Сонмар повернулся, и некоторое время мы сверлили друг друга взглядами.
— Вот только не говори, будто не догадался, — вздохнул он и потер брови, словно пытаясь успокоиться, хотя я-то знаю, что спокойнее Сонмара разве что горы. — Ну ладно, раз уж ты не хочешь работать своей головой, располагай моей. Как я уже сказал, ты умудрился пережечь все свои каналы, которые так удачно напоминают некую паутинку. Представь себе картину. Широкий зал, над полом протянута тонкая паутинка, на которую водружена амфора с жидким огнем. А внизу вместо твердого мрамора растеклось целое море из смолы огненного дерева. И вот совсем недавно ты эту паутинку-то и сжег. Так что летит сейчас твоя амфора прямо в смолу. Ну и, как говорят мои студенты, скоро произойдет большой бабах. Единственный способ этому помешать — объединить оба источника, именно для этого в подвале был нарисован трафарет.

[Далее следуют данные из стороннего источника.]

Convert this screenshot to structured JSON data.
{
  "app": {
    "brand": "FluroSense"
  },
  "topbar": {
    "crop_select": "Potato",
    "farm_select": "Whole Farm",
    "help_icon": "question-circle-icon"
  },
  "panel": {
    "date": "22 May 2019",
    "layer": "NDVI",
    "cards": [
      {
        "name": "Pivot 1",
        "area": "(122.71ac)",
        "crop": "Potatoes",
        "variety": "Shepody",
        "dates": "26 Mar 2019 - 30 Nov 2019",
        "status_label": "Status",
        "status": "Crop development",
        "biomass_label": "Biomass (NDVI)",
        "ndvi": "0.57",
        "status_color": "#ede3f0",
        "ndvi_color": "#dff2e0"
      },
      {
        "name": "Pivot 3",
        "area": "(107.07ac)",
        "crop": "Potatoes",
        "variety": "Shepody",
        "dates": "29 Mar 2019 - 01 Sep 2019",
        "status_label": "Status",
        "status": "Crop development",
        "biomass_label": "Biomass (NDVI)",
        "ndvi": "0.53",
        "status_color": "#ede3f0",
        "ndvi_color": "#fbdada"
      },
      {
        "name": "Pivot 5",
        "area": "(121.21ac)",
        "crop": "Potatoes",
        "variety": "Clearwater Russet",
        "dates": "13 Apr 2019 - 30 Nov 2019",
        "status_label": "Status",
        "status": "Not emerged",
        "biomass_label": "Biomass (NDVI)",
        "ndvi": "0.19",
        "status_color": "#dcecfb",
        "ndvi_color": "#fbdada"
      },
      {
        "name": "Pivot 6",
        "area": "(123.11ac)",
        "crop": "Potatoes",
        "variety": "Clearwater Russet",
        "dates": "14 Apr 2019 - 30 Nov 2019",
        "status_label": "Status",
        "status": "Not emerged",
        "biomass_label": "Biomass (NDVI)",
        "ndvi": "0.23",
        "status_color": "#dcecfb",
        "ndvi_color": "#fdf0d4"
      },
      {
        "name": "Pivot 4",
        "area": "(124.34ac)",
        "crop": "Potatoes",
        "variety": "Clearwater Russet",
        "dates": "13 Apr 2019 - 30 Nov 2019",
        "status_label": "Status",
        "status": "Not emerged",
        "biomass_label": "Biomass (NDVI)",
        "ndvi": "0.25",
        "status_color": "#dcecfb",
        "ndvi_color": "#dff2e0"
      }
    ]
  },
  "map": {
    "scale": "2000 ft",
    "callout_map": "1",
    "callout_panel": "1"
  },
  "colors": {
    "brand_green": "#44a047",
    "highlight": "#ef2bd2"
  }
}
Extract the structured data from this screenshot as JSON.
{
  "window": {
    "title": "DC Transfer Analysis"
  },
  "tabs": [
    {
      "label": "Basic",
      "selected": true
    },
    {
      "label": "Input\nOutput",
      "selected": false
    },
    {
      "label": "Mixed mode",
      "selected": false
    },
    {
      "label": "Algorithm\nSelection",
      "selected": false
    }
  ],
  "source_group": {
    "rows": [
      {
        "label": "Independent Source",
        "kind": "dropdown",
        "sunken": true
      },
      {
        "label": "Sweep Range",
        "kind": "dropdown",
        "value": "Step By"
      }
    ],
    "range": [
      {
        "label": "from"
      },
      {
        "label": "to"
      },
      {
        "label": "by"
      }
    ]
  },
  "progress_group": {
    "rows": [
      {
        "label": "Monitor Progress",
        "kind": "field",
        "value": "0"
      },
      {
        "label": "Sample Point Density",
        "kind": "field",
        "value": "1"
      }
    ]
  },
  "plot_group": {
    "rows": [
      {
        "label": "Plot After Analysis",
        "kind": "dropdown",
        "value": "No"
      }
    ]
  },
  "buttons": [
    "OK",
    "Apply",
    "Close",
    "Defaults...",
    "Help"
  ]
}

— Мм, мм? — промычал я, надеясь, что Сонмар и так уже знает, какие вопросы меня мучают.
— Шансы выжить? — приподнял бровь наставник. — Тим, ты не в том положении, чтобы думать об этом. Так или иначе, в ближайшие пару часов ты вспыхнешь, как сухое полено. В печати у тебя хотя бы вероятность успеха появится. Какая? Ну, может, один к десяти или к двадцати. Не знаю. Техника старая, уже давно не применяется, как раз из-за этих самых рисков.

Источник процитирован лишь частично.